Help for libretto writing

Dear Teachers,
In anticipation of this Opera by Children season with you, I have been contemplating how I may be of assistance as you have your students write their story. Having written the piano accompaniments for well over one hundred children’s operas, I’m getting a good sense of what works well. I think about and visualize the children as they perform their opera and try to adapt their libretto to be very singable. I want to make the story they create fit into many little songs. It helps if when they write the story, they have a concept of ‘song’ writing. The following are some helps for you to facilitate your students in writing their libretto using many songs and minimizing recitative:
A song is a place where the character(s) STOP and sing (expand upon) what is happening, or what they are feeling. Examples taken from actual children’s operas will help to explain this:
Example one:
The Indians are trying to capture some monkeys. They sing, “Hey you, come and get some bananas.” At this point the monkeys could sing, “Okay, yum, yum, yum” Both the Indians and the monkeys have sung recitative.
To turn this scenario into songs, ask the students “what else can the Indians sing to entice the monkeys to come and get the bananas?” This, taken from the actual libretto is what the students wrote:
Bananas, bananas, delicious bananas.
Hey you monkeys, come and get them.
Don’t go hungry, they’re waiting for you.
Bananas, bananas, delicious bananas.
Then the monkeys sing:
Bananas, bananas, we like bananas.
Let’s go get em, they look so good.
Bananas, bananas, we like bananas,
Yum, yum, yum, so delicious.
Example two:
The characters are traveling through time. Instead of just a music bridge where they act like they are going somewhere, they sang:
We’re traveling through time
To the future
We’re traveling through time
Who will we see?
We’re traveling through time
To the future.
We’re traveling through time
Who will we see?
In visually scanning the libretto, it is easy to see if it is written in song or in recitative.
Example three: Recitative
Singers: What’s happening?
Athletes: Where are we”
Cheerleaders: How did we get here?
Dancers: It looks like we are inside the T.V.

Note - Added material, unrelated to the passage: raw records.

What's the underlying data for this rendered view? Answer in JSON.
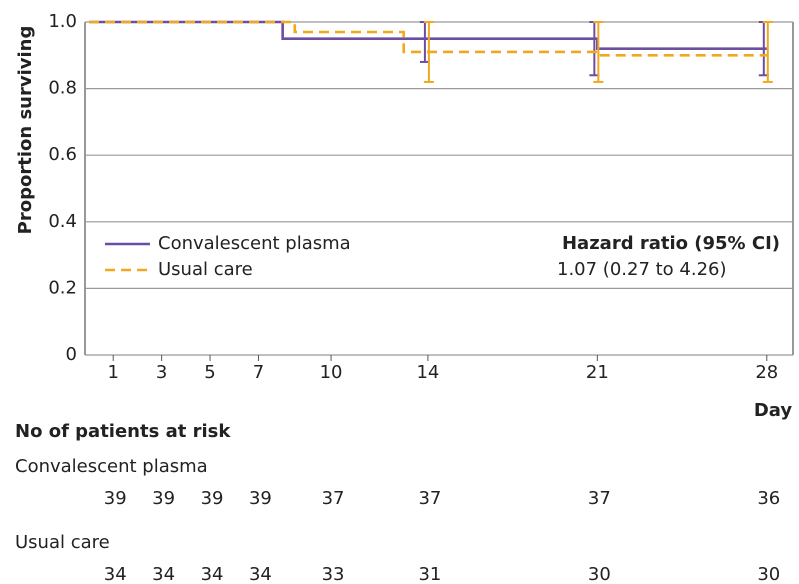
{
  "chart_data": {
    "type": "step",
    "ylabel": "Proportion surviving",
    "xlabel": "Day",
    "xlim": [
      0,
      29
    ],
    "xticks": [
      1,
      3,
      5,
      7,
      10,
      14,
      21,
      28
    ],
    "ylim": [
      0,
      1.0
    ],
    "yticks": [
      0,
      {
        "value": 0.2,
        "label": "0.2"
      },
      {
        "value": 0.4,
        "label": "0.4"
      },
      {
        "value": 0.6,
        "label": "0.6"
      },
      {
        "value": 0.8,
        "label": "0.8"
      },
      {
        "value": 1.0,
        "label": "1.0"
      }
    ],
    "grid": true,
    "legend": "center left",
    "series": [
      {
        "name": "Convalescent plasma",
        "color": "#6a4ea3",
        "dash": false,
        "x": [
          0,
          8,
          21,
          28
        ],
        "values": [
          1.0,
          0.95,
          0.92,
          0.92
        ],
        "error_bars": [
          {
            "x": 14,
            "low": 0.88,
            "high": 1.0
          },
          {
            "x": 21,
            "low": 0.84,
            "high": 1.0
          },
          {
            "x": 28,
            "low": 0.84,
            "high": 1.0
          }
        ]
      },
      {
        "name": "Usual care",
        "color": "#f2a81d",
        "dash": true,
        "x": [
          0,
          8.5,
          13,
          21,
          28
        ],
        "values": [
          1.0,
          0.97,
          0.91,
          0.9,
          0.9
        ],
        "error_bars": [
          {
            "x": 14,
            "low": 0.82,
            "high": 1.0
          },
          {
            "x": 21,
            "low": 0.82,
            "high": 1.0
          },
          {
            "x": 28,
            "low": 0.82,
            "high": 1.0
          }
        ]
      }
    ],
    "annotation": {
      "title": "Hazard ratio (95% CI)",
      "text": "1.07 (0.27 to 4.26)"
    },
    "at_risk": {
      "title": "No of patients at risk",
      "rows": [
        {
          "name": "Convalescent plasma",
          "values": [
            39,
            39,
            39,
            39,
            37,
            37,
            37,
            36
          ]
        },
        {
          "name": "Usual care",
          "values": [
            34,
            34,
            34,
            34,
            33,
            31,
            30,
            30
          ]
        }
      ]
    }
  }
}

Singers: How are we going to get out?
This opera went on for four pages, single spaced just like this. The students used much imagination in creating the story, BUT it was very difficult to set it to music and
it was difficult for them to remember and to sing.
When you encounter conversation or recitative like this, combine the characters to sing a song accomplishing the same thing i.e.
All: Where are we?
How did we get here?
What is happening?
Are we inside the T.V.
When are we going to get out?
Who can help us?
Who, what, when, where, why?
(I did not make up this song. I remembered it from a different opera
and adapted it to this scenario.)
I hope this will be helpful as you facilitate your students in writing their stories. If you have questions or your students “get stuck” along the way, email me and perhaps I can help.
Thank you again for doing Opera by Children with your class.